The UCT Astronomy Department and the University of the Western Cape (UWC) Department of Physics earlier this year welcomed the appointment of Professor Russ Taylor to the joint UCT/UWC Square Kilometre Array (SKA) Research Chair. Professor Taylor will play a key role in building big-data research capacities and expertise in the region and the continent.
Professor Taylor, coming from the Department of Physics and Astronomy at the University of Calgary, has a wealth of experience and expertise in radio astronomy, in particular wide-field polarisation, cosmic magnetism and big data, and has played a prominent role in the SKA project since its inception. He was the founding international SKA project scientist and co-authored the first SKA science case. He represented Canada as one of the national members on the SKA Organisation Board. Previously he served as the founding Executive Secretary of the International SKA Steering Committee, the predecessor to the International SKA Science and Engineering Committee.
There is likely a limited window of opportunity to establish national leadership in big data and a global presence in this emerging field.
Professor Taylor’s research covers the cosmic battle between the forces of magnetism and gravity, which is probably responsible for slowing the pace at which the universe uses up its gravitational energy, allowing enough time for life to arise. “My research plan is to use MeerKAT and KAT-7 to measure the polarisation of radio waves and to trace the properties of magnetic fields in galaxies and intergalactic space,” says Taylor. “This will give scientists a better understanding of the evolution of cosmic magnetism.”
Professor Taylor has also served as the Canadian ALMA Software Manager for the Canadian component of the international software development for astronomical use of the Atacama Large Millimetre Array.
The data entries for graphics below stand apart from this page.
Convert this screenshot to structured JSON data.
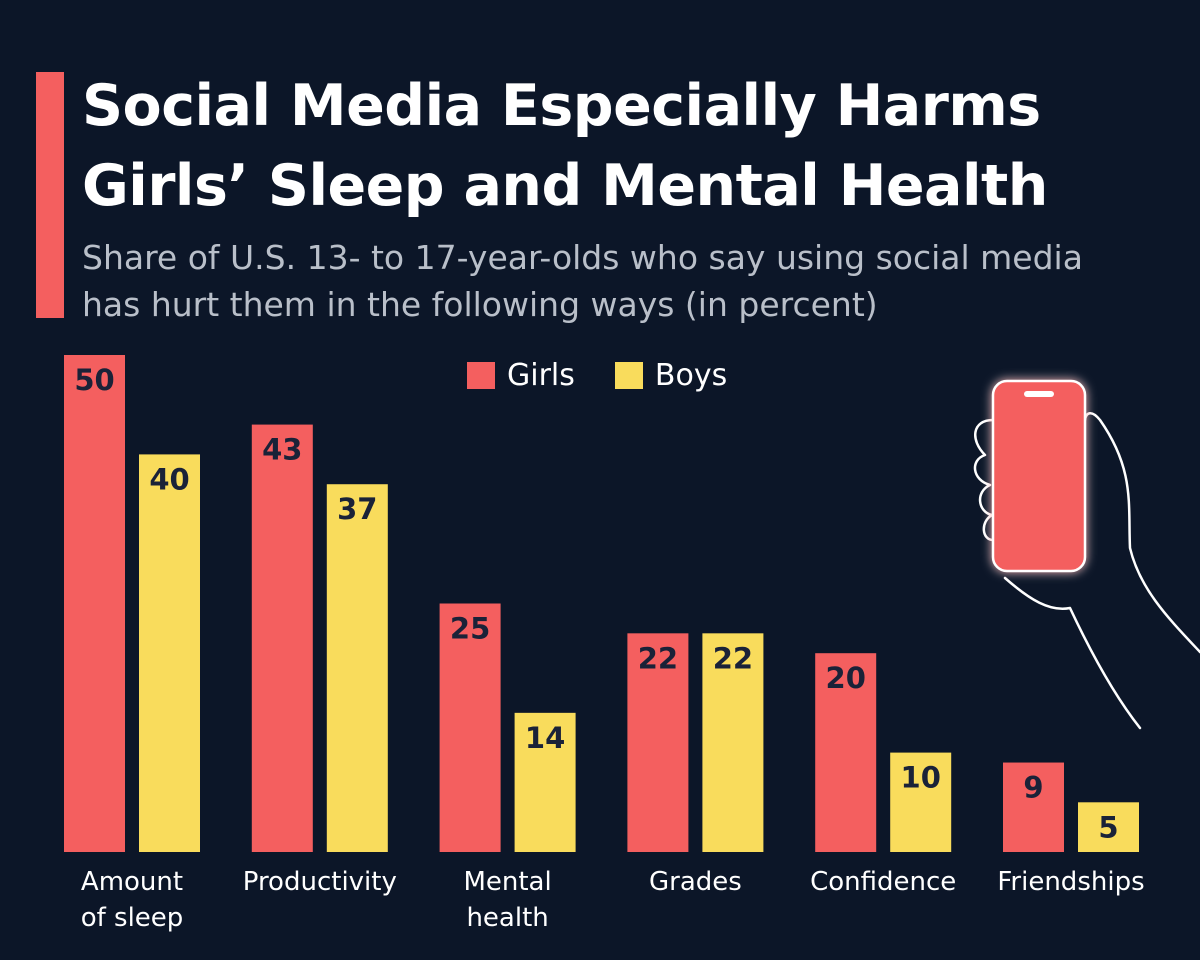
{
  "title_line1": "Social Media Especially Harms",
  "title_line2": "Girls’ Sleep and Mental Health",
  "subtitle_line1": "Share of U.S. 13- to 17-year-olds who say using social media",
  "subtitle_line2": "has hurt them in the following ways (in percent)",
  "colors": {
    "background": "#0c1628",
    "girls": "#f45f5f",
    "boys": "#f9dc5c",
    "value_text": "#1a2238"
  },
  "illustration": "hand-holding-phone-icon",
  "chart_data": {
    "type": "bar",
    "title": "Social Media Especially Harms Girls’ Sleep and Mental Health",
    "categories": [
      [
        "Amount",
        "of sleep"
      ],
      [
        "Productivity"
      ],
      [
        "Mental",
        "health"
      ],
      [
        "Grades"
      ],
      [
        "Confidence"
      ],
      [
        "Friendships"
      ]
    ],
    "series": [
      {
        "name": "Girls",
        "values": [
          50,
          43,
          25,
          22,
          20,
          9
        ]
      },
      {
        "name": "Boys",
        "values": [
          40,
          37,
          14,
          22,
          10,
          5
        ]
      }
    ],
    "ylim": [
      0,
      50
    ],
    "grid": false,
    "legend": "top-center",
    "data_labels": true
  }
}
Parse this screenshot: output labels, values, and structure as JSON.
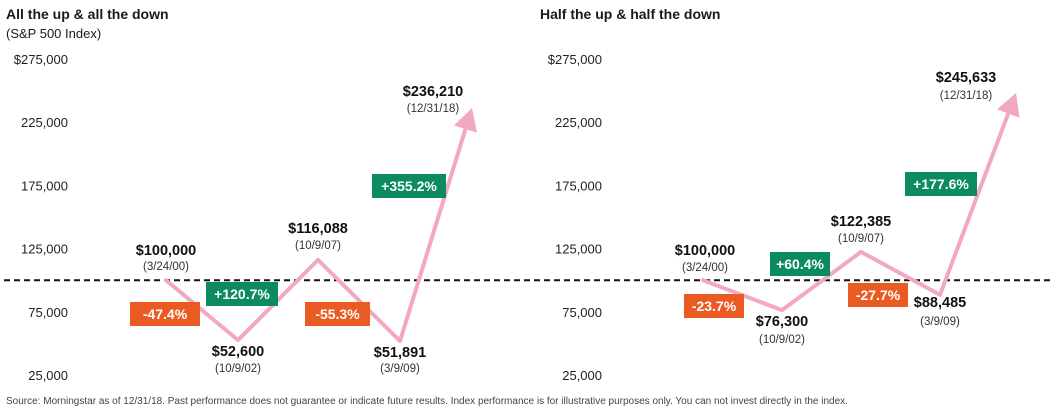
{
  "colors": {
    "line": "#f2a7c3",
    "gain": "#0c8a62",
    "loss": "#ea5b24",
    "baseline": "#111111"
  },
  "source_note": "Source: Morningstar as of 12/31/18. Past performance does not guarantee or indicate future results. Index performance is for illustrative purposes only. You can not invest directly in the index.",
  "chart_data": [
    {
      "type": "line",
      "title": "All the up & all the down",
      "subtitle": "(S&P 500 Index)",
      "ylim": [
        25000,
        275000
      ],
      "y_ticks": [
        "$275,000",
        "225,000",
        "175,000",
        "125,000",
        "75,000",
        "25,000"
      ],
      "y_tick_values": [
        275000,
        225000,
        175000,
        125000,
        75000,
        25000
      ],
      "baseline": 100000,
      "points": [
        {
          "x": "3/24/00",
          "y": 100000,
          "value_label": "$100,000",
          "date_label": "(3/24/00)"
        },
        {
          "x": "10/9/02",
          "y": 52600,
          "value_label": "$52,600",
          "date_label": "(10/9/02)"
        },
        {
          "x": "10/9/07",
          "y": 116088,
          "value_label": "$116,088",
          "date_label": "(10/9/07)"
        },
        {
          "x": "3/9/09",
          "y": 51891,
          "value_label": "$51,891",
          "date_label": "(3/9/09)"
        },
        {
          "x": "12/31/18",
          "y": 236210,
          "value_label": "$236,210",
          "date_label": "(12/31/18)"
        }
      ],
      "changes": [
        {
          "label": "-47.4%",
          "kind": "loss"
        },
        {
          "label": "+120.7%",
          "kind": "gain"
        },
        {
          "label": "-55.3%",
          "kind": "loss"
        },
        {
          "label": "+355.2%",
          "kind": "gain"
        }
      ]
    },
    {
      "type": "line",
      "title": "Half the up & half the down",
      "subtitle": "",
      "ylim": [
        25000,
        275000
      ],
      "y_ticks": [
        "$275,000",
        "225,000",
        "175,000",
        "125,000",
        "75,000",
        "25,000"
      ],
      "y_tick_values": [
        275000,
        225000,
        175000,
        125000,
        75000,
        25000
      ],
      "baseline": 100000,
      "points": [
        {
          "x": "3/24/00",
          "y": 100000,
          "value_label": "$100,000",
          "date_label": "(3/24/00)"
        },
        {
          "x": "10/9/02",
          "y": 76300,
          "value_label": "$76,300",
          "date_label": "(10/9/02)"
        },
        {
          "x": "10/9/07",
          "y": 122385,
          "value_label": "$122,385",
          "date_label": "(10/9/07)"
        },
        {
          "x": "3/9/09",
          "y": 88485,
          "value_label": "$88,485",
          "date_label": "(3/9/09)"
        },
        {
          "x": "12/31/18",
          "y": 245633,
          "value_label": "$245,633",
          "date_label": "(12/31/18)"
        }
      ],
      "changes": [
        {
          "label": "-23.7%",
          "kind": "loss"
        },
        {
          "label": "+60.4%",
          "kind": "gain"
        },
        {
          "label": "-27.7%",
          "kind": "loss"
        },
        {
          "label": "+177.6%",
          "kind": "gain"
        }
      ]
    }
  ]
}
He was the Canadian co-principal investigator on an international partnership to launch a radio telescope for Very Long Baseline Interferometry (VLBI) imaging between Earth and space: the VLBI Space Observatory Programme (VSOP) space mission. As part of the mission, he directed one of three international centres for the processing of the VSOP mission data. He is also principal investigator of the International Galactic Plane Survey, a consortium of more than 60 Canadian and international scientists formed to carry out a co-ordinated data-intensive project of high-resolution imaging of the interstellar medium over the disc of our galaxy. In this capacity, he has also served as the chair of both the management committee for the Canadian component of the project (the Canadian Galactic Plane Survey) and the international project steering committee.
Taylor is chair of an international consortium of 31 scientists from Australia, Canada, the USA, Europe and India that carries out a large-scale spectro-polarimetric all-sky survey project with the Arecibo radio telescope. This project has been granted 2 000 hours of observing time over four years and foreshadows the data volumes that will be generated by MeerKAT.